成長投資についても適切に進行しており、長期的な成長を目指すなかで、費用コントロールを維持しつつ、体制強化に必要な人員を確保している。2024年12月期第4四半期においては、グループ全体で32名の純増が報告され、そのすべてがBPaaS事業に関わる契約社員であった。このBPaaS領域は同社の成長の柱となっており、顧客の需要が旺盛であるため、同社は積極的な採用を行っている。また、円安やサーバー・システム費の増加に伴う費用増加にもかかわらず、適切な費用管理によって利益を確保することができた点が評価される。2024年12月期は後述する中期経営計画の初年度に当たるが、2020年12月期以来の黒字転換を達成しており、今後の飛躍的成長に向けて順調なスタートが切れていると弊社では見ている。
2. 主要KPIハイライト
主要KPIも引き続き良好に推移している。まず、「Chatwork」の登録ID数は738.3万に上り、前期末比で11.2%の増加を続けている。これは同社のサービスが引き続き市場で支持を得ていることを示しており、堅実なユーザーベースの拡大を反映している。DAU(Daily Active User:1日当たりのサービス利用者数)は118.5万と前期比で6.9%の増加となった。サービスの普及に伴い、ユーザーの中心がアーリーアダプター層からマジョリティ層へ移行しており、DAUの伸びが多少緩やかになっていることは想定の範囲内であると言える。機能改善やユーザーとのコミュニケーション強化などの施策により、引き続きアクティブ率の向上に注力する方針である。課金ID数は78.8万と前期末比で7.8%増の成長を遂げており、価格改定による影響は一巡したと考えられる。また、前四半期比の増減率の推移を見ても着実な回復を見せており、今後もこの傾向が継続するのではないかと弊社では考える。さらに、ARPU(Average Revenue Per User:1日当たりの平均単価)は731.7円となり、前期末比で8.8%増にて推移している。第4四半期においては、相対的に単価の低いビジネスプランの契約数が増加したため、前四半期比では微減となっているものの、今後も有料プランの機能追加によってさらなるARPUの上昇が期待されている。同社はこれらのKPIにおいて堅調な成長を続けており、今後の展望についても有料化率のさらなる向上が見込まれ、2025年12月期以降の成長戦略が一層注目される。
3. BPaaSドメインについて
BPaaSドメインは、第4四半期単体の売上高が前年同期比105.5%増の220百万円、通期では前期比160.7%増の657百万円と急成長を遂げた。今後の売上成長の見通しについては、「現状のレベル感を維持したい」との考えを示しており、高成長の継続が期待される。また、2025年12月期からChatworkセグメントの名称をプラットフォーム事業に変更し、SaaSドメインとBPaasドメインの2つの区分とすることで、主要なKPIに関する開示も進むものと弊社では考える。BPaaSドメインの人員体制については、キャパシティを大きく拡大する時期と、キャパシティ限界まで営業努力を行う時期が交互に訪れる。
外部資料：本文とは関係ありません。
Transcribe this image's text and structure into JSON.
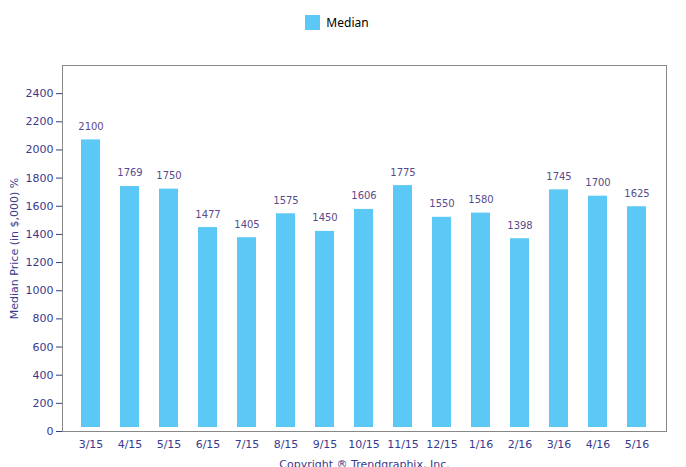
{
  "chart_data": {
    "type": "bar",
    "xlabel": "Copyright ® Trendgraphix, Inc.",
    "ylabel": "Median Price (in $,000) %",
    "categories": [
      "3/15",
      "4/15",
      "5/15",
      "6/15",
      "7/15",
      "8/15",
      "9/15",
      "10/15",
      "11/15",
      "12/15",
      "1/16",
      "2/16",
      "3/16",
      "4/16",
      "5/16"
    ],
    "series": [
      {
        "name": "Median",
        "color": "#5BC8F5",
        "values": [
          2100,
          1769,
          1750,
          1477,
          1405,
          1575,
          1450,
          1606,
          1775,
          1550,
          1580,
          1398,
          1745,
          1700,
          1625
        ]
      }
    ],
    "ylim": [
      0,
      2600
    ],
    "yticks": [
      0,
      200,
      400,
      600,
      800,
      1000,
      1200,
      1400,
      1600,
      1800,
      2000,
      2200,
      2400
    ],
    "data_labels": true,
    "grid": false,
    "legend": "top"
  }
}
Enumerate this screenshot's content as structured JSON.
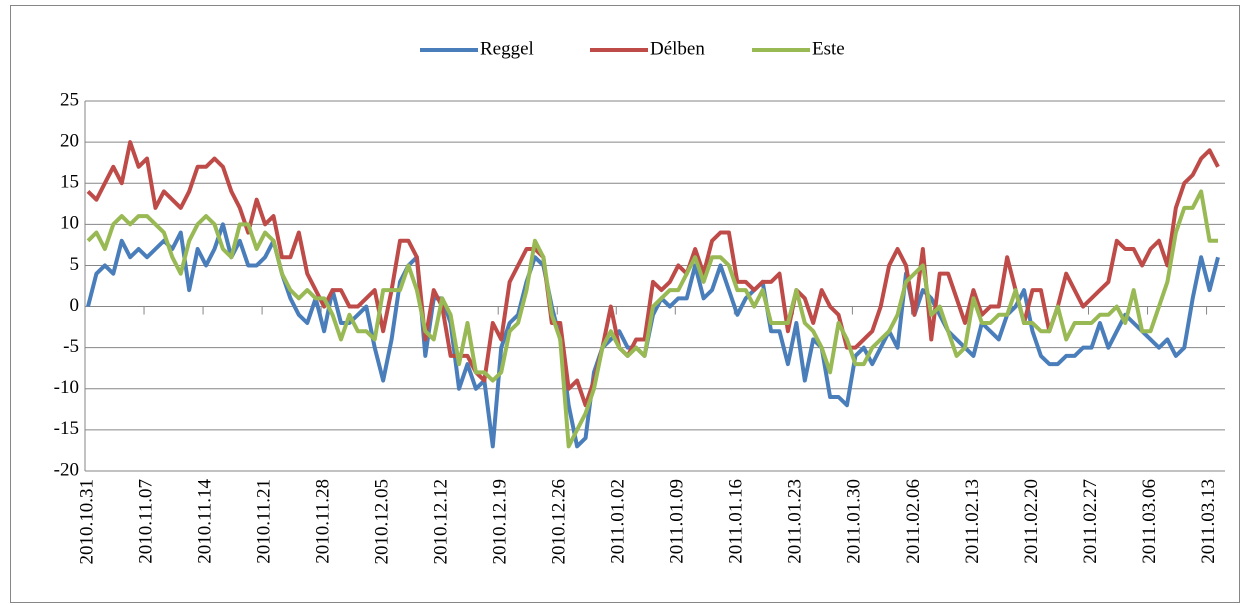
{
  "chart_data": {
    "type": "line",
    "categories": [
      "2010.10.31",
      null,
      null,
      null,
      null,
      null,
      null,
      "2010.11.07",
      null,
      null,
      null,
      null,
      null,
      null,
      "2010.11.14",
      null,
      null,
      null,
      null,
      null,
      null,
      "2010.11.21",
      null,
      null,
      null,
      null,
      null,
      null,
      "2010.11.28",
      null,
      null,
      null,
      null,
      null,
      null,
      "2010.12.05",
      null,
      null,
      null,
      null,
      null,
      null,
      "2010.12.12",
      null,
      null,
      null,
      null,
      null,
      null,
      "2010.12.19",
      null,
      null,
      null,
      null,
      null,
      null,
      "2010.12.26",
      null,
      null,
      null,
      null,
      null,
      null,
      "2011.01.02",
      null,
      null,
      null,
      null,
      null,
      null,
      "2011.01.09",
      null,
      null,
      null,
      null,
      null,
      null,
      "2011.01.16",
      null,
      null,
      null,
      null,
      null,
      null,
      "2011.01.23",
      null,
      null,
      null,
      null,
      null,
      null,
      "2011.01.30",
      null,
      null,
      null,
      null,
      null,
      null,
      "2011.02.06",
      null,
      null,
      null,
      null,
      null,
      null,
      "2011.02.13",
      null,
      null,
      null,
      null,
      null,
      null,
      "2011.02.20",
      null,
      null,
      null,
      null,
      null,
      null,
      "2011.02.27",
      null,
      null,
      null,
      null,
      null,
      null,
      "2011.03.06",
      null,
      null,
      null,
      null,
      null,
      null,
      "2011.03.13",
      null
    ],
    "series": [
      {
        "name": "Reggel",
        "color": "#4a7ebb",
        "values": [
          0,
          4,
          5,
          4,
          8,
          6,
          7,
          6,
          7,
          8,
          7,
          9,
          2,
          7,
          5,
          7,
          10,
          6,
          8,
          5,
          5,
          6,
          8,
          4,
          1,
          -1,
          -2,
          1,
          -3,
          2,
          -2,
          -2,
          -1,
          0,
          -5,
          -9,
          -4,
          3,
          5,
          6,
          -6,
          1,
          1,
          -2,
          -10,
          -7,
          -10,
          -9,
          -17,
          -5,
          -2,
          -1,
          3,
          6,
          5,
          0,
          -4,
          -12,
          -17,
          -16,
          -8,
          -5,
          -4,
          -3,
          -5,
          -5,
          -6,
          -1,
          1,
          0,
          1,
          1,
          5,
          1,
          2,
          5,
          2,
          -1,
          1,
          2,
          3,
          -3,
          -3,
          -7,
          -2,
          -9,
          -4,
          -5,
          -11,
          -11,
          -12,
          -6,
          -5,
          -7,
          -5,
          -3,
          -5,
          4,
          -1,
          2,
          1,
          -1,
          -3,
          -4,
          -5,
          -6,
          -2,
          -3,
          -4,
          -1,
          0,
          2,
          -3,
          -6,
          -7,
          -7,
          -6,
          -6,
          -5,
          -5,
          -2,
          -5,
          -3,
          -1,
          -2,
          -3,
          -4,
          -5,
          -4,
          -6,
          -5,
          1,
          6,
          2,
          6
        ]
      },
      {
        "name": "Délben",
        "color": "#be4b48",
        "values": [
          14,
          13,
          15,
          17,
          15,
          20,
          17,
          18,
          12,
          14,
          13,
          12,
          14,
          17,
          17,
          18,
          17,
          14,
          12,
          9,
          13,
          10,
          11,
          6,
          6,
          9,
          4,
          2,
          0,
          2,
          2,
          0,
          0,
          1,
          2,
          -3,
          2,
          8,
          8,
          6,
          -4,
          2,
          0,
          -6,
          -6,
          -6,
          -8,
          -9,
          -2,
          -4,
          3,
          5,
          7,
          7,
          6,
          -2,
          -2,
          -10,
          -9,
          -12,
          -9,
          -5,
          0,
          -5,
          -6,
          -4,
          -4,
          3,
          2,
          3,
          5,
          4,
          7,
          4,
          8,
          9,
          9,
          3,
          3,
          2,
          3,
          3,
          4,
          -3,
          2,
          1,
          -2,
          2,
          0,
          -1,
          -5,
          -5,
          -4,
          -3,
          0,
          5,
          7,
          5,
          -1,
          7,
          -4,
          4,
          4,
          1,
          -2,
          2,
          -1,
          0,
          0,
          6,
          2,
          -2,
          2,
          2,
          -3,
          0,
          4,
          2,
          0,
          1,
          2,
          3,
          8,
          7,
          7,
          5,
          7,
          8,
          5,
          12,
          15,
          16,
          18,
          19,
          17
        ]
      },
      {
        "name": "Este",
        "color": "#98b954",
        "values": [
          8,
          9,
          7,
          10,
          11,
          10,
          11,
          11,
          10,
          9,
          6,
          4,
          8,
          10,
          11,
          10,
          7,
          6,
          10,
          10,
          7,
          9,
          8,
          4,
          2,
          1,
          2,
          1,
          1,
          -1,
          -4,
          -1,
          -3,
          -3,
          -4,
          2,
          2,
          2,
          5,
          2,
          -3,
          -4,
          1,
          -1,
          -7,
          -2,
          -8,
          -8,
          -9,
          -8,
          -3,
          -2,
          2,
          8,
          6,
          -1,
          -4,
          -17,
          -15,
          -13,
          -10,
          -5,
          -3,
          -5,
          -6,
          -5,
          -6,
          0,
          1,
          2,
          2,
          4,
          6,
          3,
          6,
          6,
          5,
          2,
          2,
          0,
          2,
          -2,
          -2,
          -2,
          2,
          -2,
          -3,
          -5,
          -8,
          -2,
          -4,
          -7,
          -7,
          -5,
          -4,
          -3,
          -1,
          3,
          4,
          5,
          -1,
          0,
          -3,
          -6,
          -5,
          1,
          -2,
          -2,
          -1,
          -1,
          2,
          -2,
          -2,
          -3,
          -3,
          0,
          -4,
          -2,
          -2,
          -2,
          -1,
          -1,
          0,
          -2,
          2,
          -3,
          -3,
          0,
          3,
          9,
          12,
          12,
          14,
          8,
          8
        ]
      }
    ],
    "ylim": [
      -20,
      25
    ],
    "yticks": [
      -20,
      -15,
      -10,
      -5,
      0,
      5,
      10,
      15,
      20,
      25
    ],
    "grid": true,
    "legend": "top"
  }
}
2025年12月期の採用方針については、引き続き投資フェーズとして採用強化を進める。同事業の人件費は原価的な側面が強く、クライアントから委託された業務を担当する人材が増えるほど売上が拡大する構造となっている。人材確保については採用体制が着実に整備されており、専業主婦や在宅フルリモート勤務希望者など、正社員としてフルタイムで働けない層にも契約社員として働く機会を提供している。加えて、従業員の習熟・教育に関しては、マネージャーやオンボーディング体制の整備がなされている。
4. 財務状況
2024年12月期末の資産合計は、前期末比159百万円減の6,113百万円となった。流動資産は、同808百万円増の4,025百万円となった。主な要因としては、現金及び預金が810百万円増加した一方で、売掛金が77百万円減少した。固定資産では、同968百万円減の2,088百万円となった。主に、投資その他の資産が144百万円、ソフトウェアが573百万円増加した一方で、のれんが1,029百万円減少した。負債合計は同663百万円増の4,515百万円となった。流動負債は、同1,279百万円増の3,825百万円となった。主に、契約負債が416百万円、1年内返済予定の長期借入金が443百万円増加した。固定負債は、同615百万円減の689百万円となった。主に、長期借入金が657百万円減少した。純資産合計は同823百万円減の1,598百万円となった。主に、資本金が174百万円、資本剰余金が174百万円増加した一方で、利益剰余金が1,172百万円減少した。自己資本比率は同12.5ポイント低下の26.1%となった。EBITDAや営業利益の黒字化により現金及び預金が増加しており、財務基盤の改善が進んでいると弊社では見ている。